In His New Novel, Mr. P. G. Wodehouse Reveals a Valuable Discovery
 

IT is a well-established scientific fact that no woman is ever on time in keeping an appointment. If she is to meet her host at Delmonico’s at one-thirty, she arrives at two. If the tryst is for two o’clock at the Ritz-Carlton, she appears at half-past. Man has accordingly been at considerable pains to hit on some satisfactory method of passing those inevitable minutes of waiting, but until recently without much success. The ingenuity of the average man stops short at smoking a cigarette or drinking a cocktail, though cases have been known of intellectuals who have whiled the moments away by reading pocket editions of the poets. It has been left for William FitzWilliam Delamere Chalmers, Lord Dawlish, to solve the problem in the only really satisfactory way. Lord Dawlish is the hero of Mr. Pelham Grenville Wodehouse’s latest novel, “Uneasy Money,” and we are introduced to him at the moment when he is waiting for his fiancée, Claire Fenwick, outside the Bandolero Restaurant, where she has arranged to lunch with him. Claire, of course, was late: and, as Lord Dawlish stood there, “his mouth was set and his eyes wore a serious, almost a wistful expression. He was frowning slightly.” Was he growing impatient? Not so. He was merely thinking what was the best method of laying a golf ball dead from where he stood in front of the Palace Theater. His was a simple mind, able to amuse itself with simple pleasures, and it was his habit to pass the time in mental golf when Claire Fenwick was late in keeping her appointments with him.

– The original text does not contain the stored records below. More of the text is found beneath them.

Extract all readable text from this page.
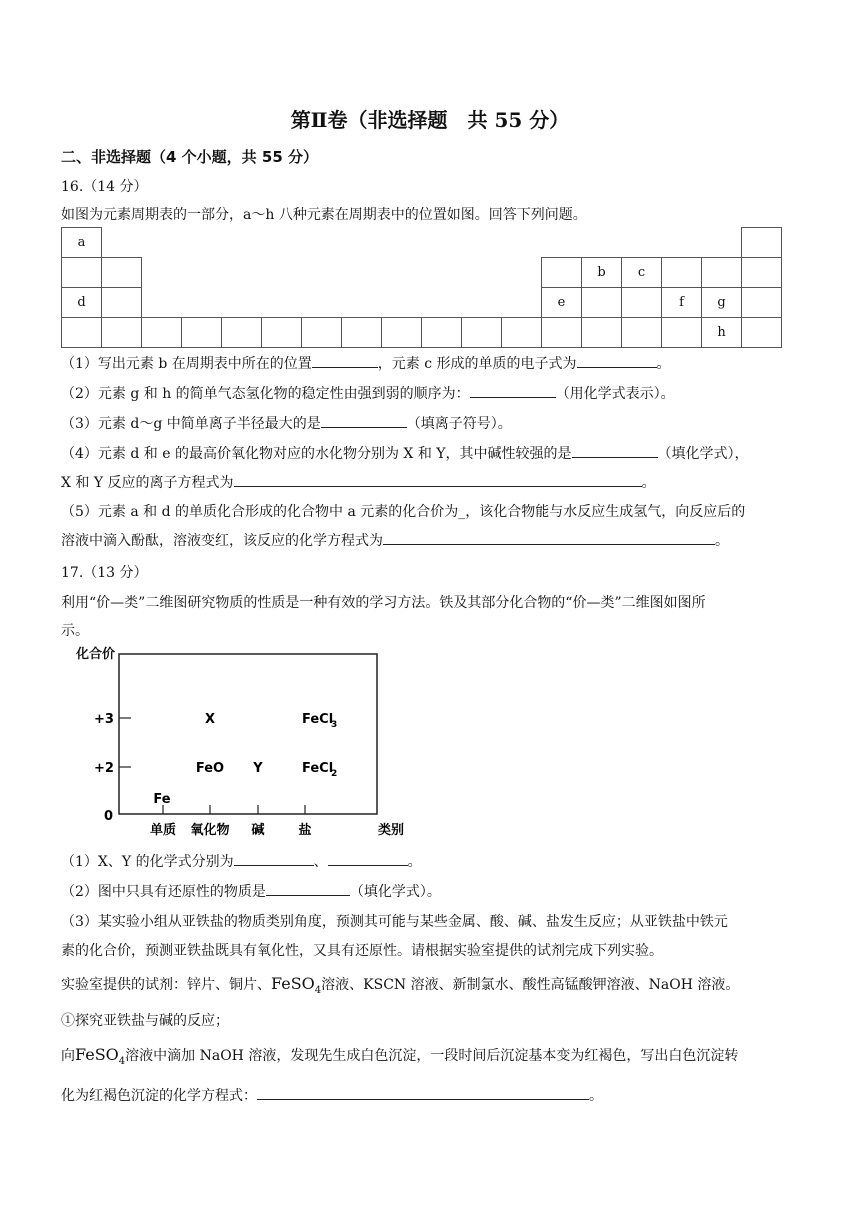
第Ⅱ卷（非选择题　共 55 分）
二、非选择题（4 个小题，共 55 分）
16.（14 分）
如图为元素周期表的一部分，a～h 八种元素在周期表中的位置如图。回答下列问题。
a																	
													b	c			
d												e			f	g	
																h	
（1）写出元素 b 在周期表中所在的位置	，元素 c 形成的单质的电子式为	。
（2）元素 g 和 h 的简单气态氢化物的稳定性由强到弱的顺序为：	（用化学式表示）。
（3）元素 d～g 中简单离子半径最大的是	（填离子符号）。
（4）元素 d 和 e 的最高价氧化物对应的水化物分别为 X 和 Y，其中碱性较强的是	（填化学式），
X 和 Y 反应的离子方程式为	。
（5）元素 a 和 d 的单质化合形成的化合物中 a 元素的化合价为_，该化合物能与水反应生成氢气，向反应后的
溶液中滴入酚酞，溶液变红，该反应的化学方程式为	。
17.（13 分）
利用“价—类”二维图研究物质的性质是一种有效的学习方法。铁及其部分化合物的“价—类”二维图如图所
示。
化合价
+3
+2
0
单质 氧化物 碱	盐	类别
Fe
X
FeO Y
FeCl
3
FeCl
2
（1）X、Y 的化学式分别为	、	。
（2）图中只具有还原性的物质是	（填化学式）。
（3）某实验小组从亚铁盐的物质类别角度，预测其可能与某些金属、酸、碱、盐发生反应；从亚铁盐中铁元
素的化合价，预测亚铁盐既具有氧化性，又具有还原性。请根据实验室提供的试剂完成下列实验。
实验室提供的试剂：锌片、铜片、FeSO$_4$溶液、KSCN 溶液、新制氯水、酸性高锰酸钾溶液、NaOH 溶液。
①探究亚铁盐与碱的反应；
向FeSO$_4$溶液中滴加 NaOH 溶液，发现先生成白色沉淀，一段时间后沉淀基本变为红褐色，写出白色沉淀转
化为红褐色沉淀的化学方程式：	。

Mr. Wodehouse has invented a really excellent pastime. Take any street, any square, any series of public buildings, and, if you are a true golfer, figure out for yourself the par, or the bogie even, from any restaurant to any church, or any bank to any cabaret. Why not a whole round of the links—eighteen holes, for instance—from the entrance to the subway in front of the Knickerbocker Grill at Forty-second Street to the cab-stand in front of Bustanoby’s—all bars on the way to be considered as hazards.

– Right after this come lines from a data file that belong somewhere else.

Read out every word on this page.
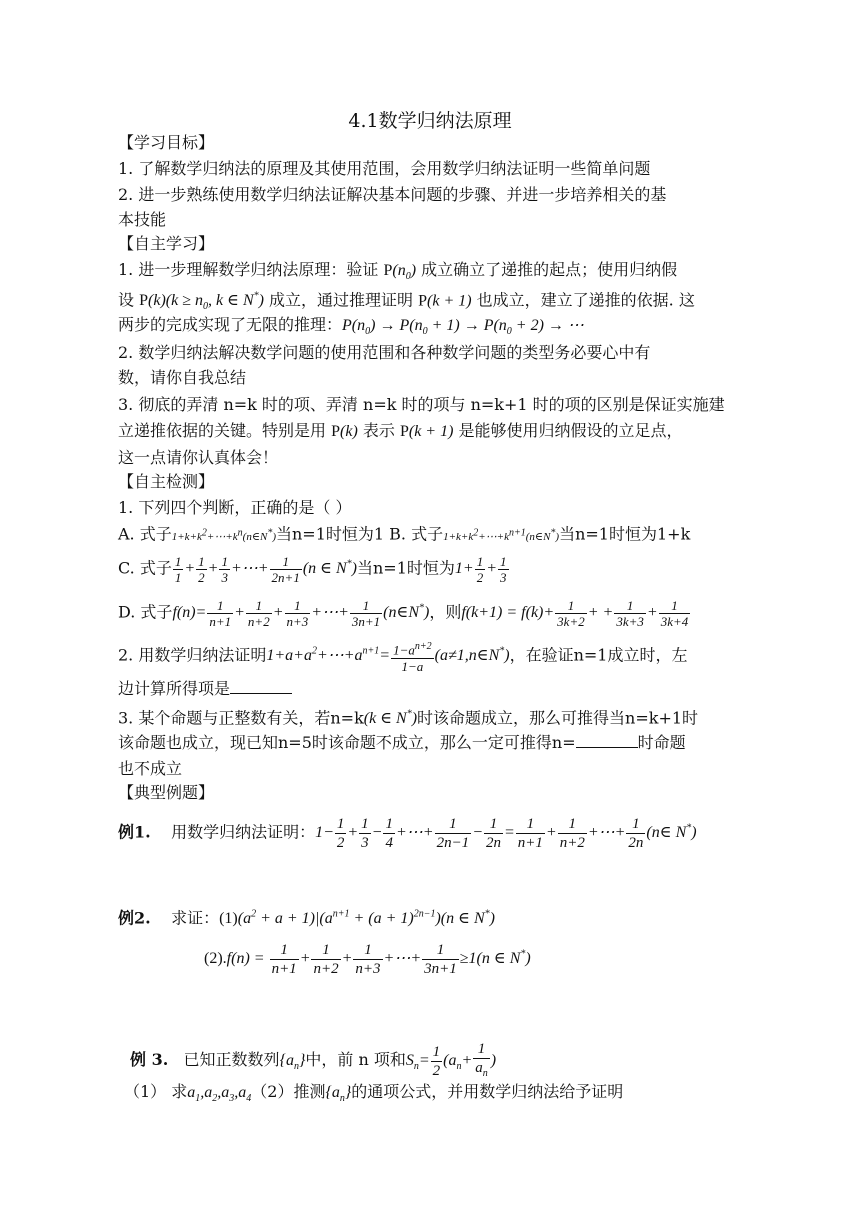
4.1数学归纳法原理
【学习目标】
1. 了解数学归纳法的原理及其使用范围，会用数学归纳法证明一些简单问题
2. 进一步熟练使用数学归纳法证解决基本问题的步骤、并进一步培养相关的基
本技能
【自主学习】
1. 进一步理解数学归纳法原理：验证 $P(n_0)$ 成立确立了递推的起点；使用归纳假
设 $P(k)(k \ge n_0$, k ∈ N*) 成立，通过推理证明 P(k + 1) 也成立，建立了递推的依据. 这
两步的完成实现了无限的推理：$P(n_0) \to P(n_0 + 1) \to P(n_0 + 2)$ → ⋯
2. 数学归纳法解决数学问题的使用范围和各种数学问题的类型务必要心中有
数，请你自我总结
3. 彻底的弄清 n=k 时的项、弄清 n=k 时的项与 n=k+1 时的项的区别是保证实施建
立递推依据的关键。特别是用 P(k) 表示 P(k + 1) 是能够使用归纳假设的立足点，
这一点请你认真体会！
【自主检测】
1. 下列四个判断，正确的是（ ）
A. 式子$1+k+k^2+\cdots+k^n(n\in N^*)$当n=1时恒为1 B. 式子$1+k+k^2+\cdots+k^{n+1}(n\in N^*)$当n=1时恒为1+k
C. 式子 $\frac{1}{1} + \frac{1}{2} + \frac{1}{3}$ +⋯+ $\frac{1}{2n+1} (n$ ∈ N*)当n=1时恒为$1+ \frac{1}{2} + \frac{1}{3}$
D. 式子$f(n)= \frac{1}{n+1} + \frac{1}{n+2} + \frac{1}{n+3}$ +⋯+ $\frac{1}{3n+1}$ (n∈N*)，则$f(k+1) = f(k)+ \frac{1}{3k+2}$ + + $\frac{1}{3k+3} + \frac{1}{3k+4}$
2. 用数学归纳法证明$1+a+a^2+\cdots+a^{n+1}= \frac{1-a^{n+2}}{1-a}$ (a≠1,n∈N*)，在验证n=1成立时，左
边计算所得项是
3. 某个命题与正整数有关，若n=k(k ∈ N*)时该命题成立，那么可推得当n=k+1时
该命题也成立，现已知n=5时该命题不成立，那么一定可推得n=	时命题
也不成立
【典型例题】
例1. 用数学归纳法证明：$1- \frac{1}{2} + \frac{1}{3} - \frac{1}{4}$ +⋯+ $\frac{1}{2n-1} - \frac{1}{2n} = \frac{1}{n+1} + \frac{1}{n+2}$ +⋯+ $\frac{1}{2n}$ (n∈ N*)
例2. 求证：$(1)(a^2 + a + 1)|(a^{n+1} + (a + 1)^{2n-1})(n$ ∈ N*)
$(2).f(n) = \frac{1}{n+1} + \frac{1}{n+2} + \frac{1}{n+3}$ +⋯+ $\frac{1}{3n+1} \ge 1(n$ ∈ N*)
例 3. 已知正数数列$\{a_n\}$中，前 n 项和$S_n= \frac{1}{2} (a_n+ \frac{1}{a_n}$ )
（1） 求$a_1,a_2,a_3,a_4(2)$推测$\{a_n\}$的通项公式，并用数学归纳法给予证明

Mr. Wodehouse, in addition to inventing Mental Golf, has created a figure unique in fiction—an impecunious English peer who courts and marries an impecunious American girl and for whom money has so little attraction that, when he does get some, he spends three hundred and twenty-six pages trying to give it away.

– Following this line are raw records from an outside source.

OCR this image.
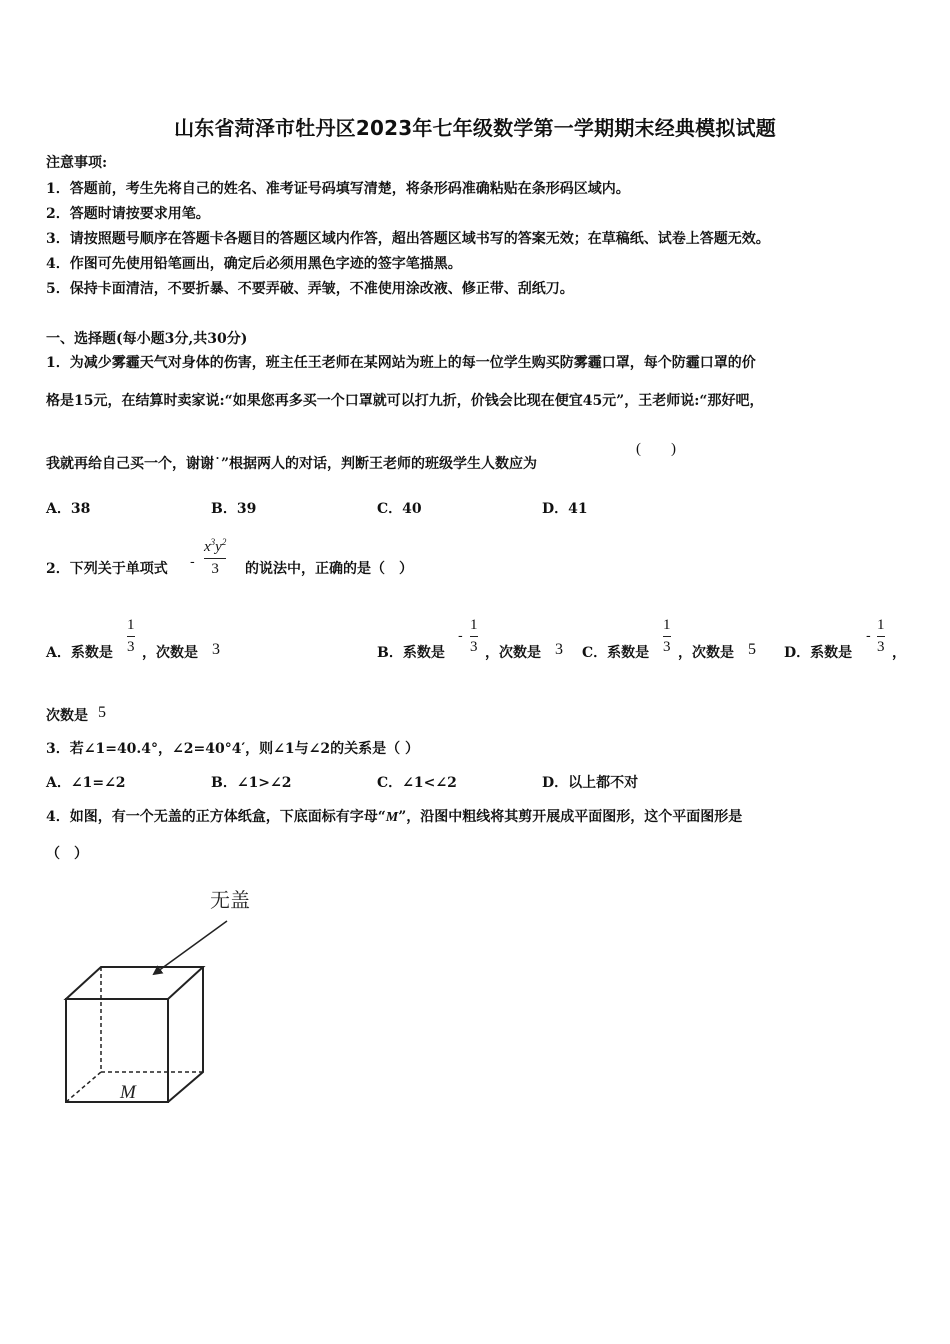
山东省菏泽市牡丹区2023年七年级数学第一学期期末经典模拟试题
注意事项:
1．答题前，考生先将自己的姓名、准考证号码填写清楚，将条形码准确粘贴在条形码区域内。
2．答题时请按要求用笔。
3．请按照题号顺序在答题卡各题目的答题区域内作答，超出答题区域书写的答案无效；在草稿纸、试卷上答题无效。
4．作图可先使用铅笔画出，确定后必须用黑色字迹的签字笔描黑。
5．保持卡面清洁，不要折暴、不要弄破、弄皱，不准使用涂改液、修正带、刮纸刀。
一、选择题(每小题3分,共30分)
1．为减少雾霾天气对身体的伤害，班主任王老师在某网站为班上的每一位学生购买防雾霾口罩，每个防霾口罩的价
格是15元，在结算时卖家说:“如果您再多买一个口罩就可以打九折，价钱会比现在便宜45元”，王老师说:“那好吧，
我就再给自己买一个，谢谢˙”根据两人的对话，判断王老师的班级学生人数应为
(　　)
A．38	B．39	C．40	D．41
2．下列关于单项式 -
$x^3y^2$
3 的说法中，正确的是（　）
A．系数是
1
3 ，次数是 3	B．系数是
-
1
3 ，次数是 3 C．系数是
1
3 ，次数是 5 D．系数是
-
1
3 ，
次数是 5
3．若∠1=40.4°，∠2=40°4′，则∠1与∠2的关系是（ ）
A．∠1=∠2	B．∠1>∠2	C．∠1<∠2	D．以上都不对
4．如图，有一个无盖的正方体纸盒，下底面标有字母“M”，沿图中粗线将其剪开展成平面图形，这个平面图形是
（　）
无盖
M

Three hundred and twenty-six pages in which a gift of humor and a gift of story-telling fight on every page with a swift and certain gift for character drawing.

 

THERE is, in “Uneasy Money,” as in most of Mr. Wodehouse’s writings, a hideous fascination. One might almost call him the cobra di capello among the fiction writers of our day. Readers of his stories frequently become—to carry out the shuddery analogy—like the little yellow and white guinea pigs who cower and tremble in corners of their cages, hypnotized by the rhythmic and horrible mental convolutions of the man. He has a habit of talking, oh, so soothingly, about nothing at all, for pages and pages, but he does it in such an underhanded way that you simply cannot take your eye off him lest some disaster should befall:—a hiss from his typewriter, for instance, or a ruby, darting lightning-swift fang from his fountain pen.